Щукин – отличный компаньон, но его вечно тянет делать нечто такое, за что родители по головке не погладят. Вот дать по башке могут запросто. И не только родители.

– Идем, покурим, – зовет он меня. – Сигаретами у отца втихаря разжился.

– Мать занюхать может, – опасаюсь я. – Мне домой скоро.

– Фигня, проветришься, – уверяет опытный Щукин.

Спрятавшись в школьном саду, я пока лишь пускаю дым. Главное, что не пускаю ветры, соответствую, как большой. В себя не затягиваюсь, но науку постигаю постепенно. Чтобы родители не занюхали, лучше бы чем-то зажевать. Можно мягкими иголками с пихты, но надежнее – конфетами. Тут требуется материальное обеспечение.

– Извините, у вас не будет двух копеек, позвонить? – преодолев себя, спрашиваю я у взрослой тети возле телефонной будки. Как правило, тетя не отказывает. Главное, тетю запомнить, чтобы не спросить потом у нее же еще раз (такое бывало).

Стрелять «двушки» – это мелочь.
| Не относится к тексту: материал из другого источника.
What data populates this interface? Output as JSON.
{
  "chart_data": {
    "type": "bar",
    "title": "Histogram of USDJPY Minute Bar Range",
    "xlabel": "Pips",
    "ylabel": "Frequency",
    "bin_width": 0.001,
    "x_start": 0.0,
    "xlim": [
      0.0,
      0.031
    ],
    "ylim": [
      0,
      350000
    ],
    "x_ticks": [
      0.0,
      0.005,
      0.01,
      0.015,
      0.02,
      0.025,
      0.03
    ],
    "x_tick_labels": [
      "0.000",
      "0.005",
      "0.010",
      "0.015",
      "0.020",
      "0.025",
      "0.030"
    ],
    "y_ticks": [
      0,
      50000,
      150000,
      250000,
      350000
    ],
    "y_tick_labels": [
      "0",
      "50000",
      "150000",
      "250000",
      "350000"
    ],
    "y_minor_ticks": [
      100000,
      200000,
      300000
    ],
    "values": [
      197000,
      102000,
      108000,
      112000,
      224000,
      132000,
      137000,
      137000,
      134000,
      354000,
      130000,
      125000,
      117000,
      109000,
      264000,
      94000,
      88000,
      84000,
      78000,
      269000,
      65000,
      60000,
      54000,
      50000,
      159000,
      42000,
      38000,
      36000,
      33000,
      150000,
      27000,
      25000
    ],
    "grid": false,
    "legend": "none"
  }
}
Куда более прибыльное дело – прокатиться в маршрутке. Сколачивается шайка пройдох, состоящая из трех человек. Предводительствует парень, годом нас со Щукиным постарше, получивший от взрослых хохмачей прозвище «Гибрид» за то, что однажды неопределенно ответил на вопрос о своей национальности. Мы с Женькой прикрываем, а Гибрид, встав у кассы, отматывает билеты, опуская в кассу не все десяти-, пятнадцати– и двадцатикопеечные монеты, что пассажиры передают за проезд. Часть незаметно кладет себе в карман. Мне страшно за него! Сам бы так побоялся. А он еще все время напевает чего-то себе под нос, дуралей. Только внимание привлекает!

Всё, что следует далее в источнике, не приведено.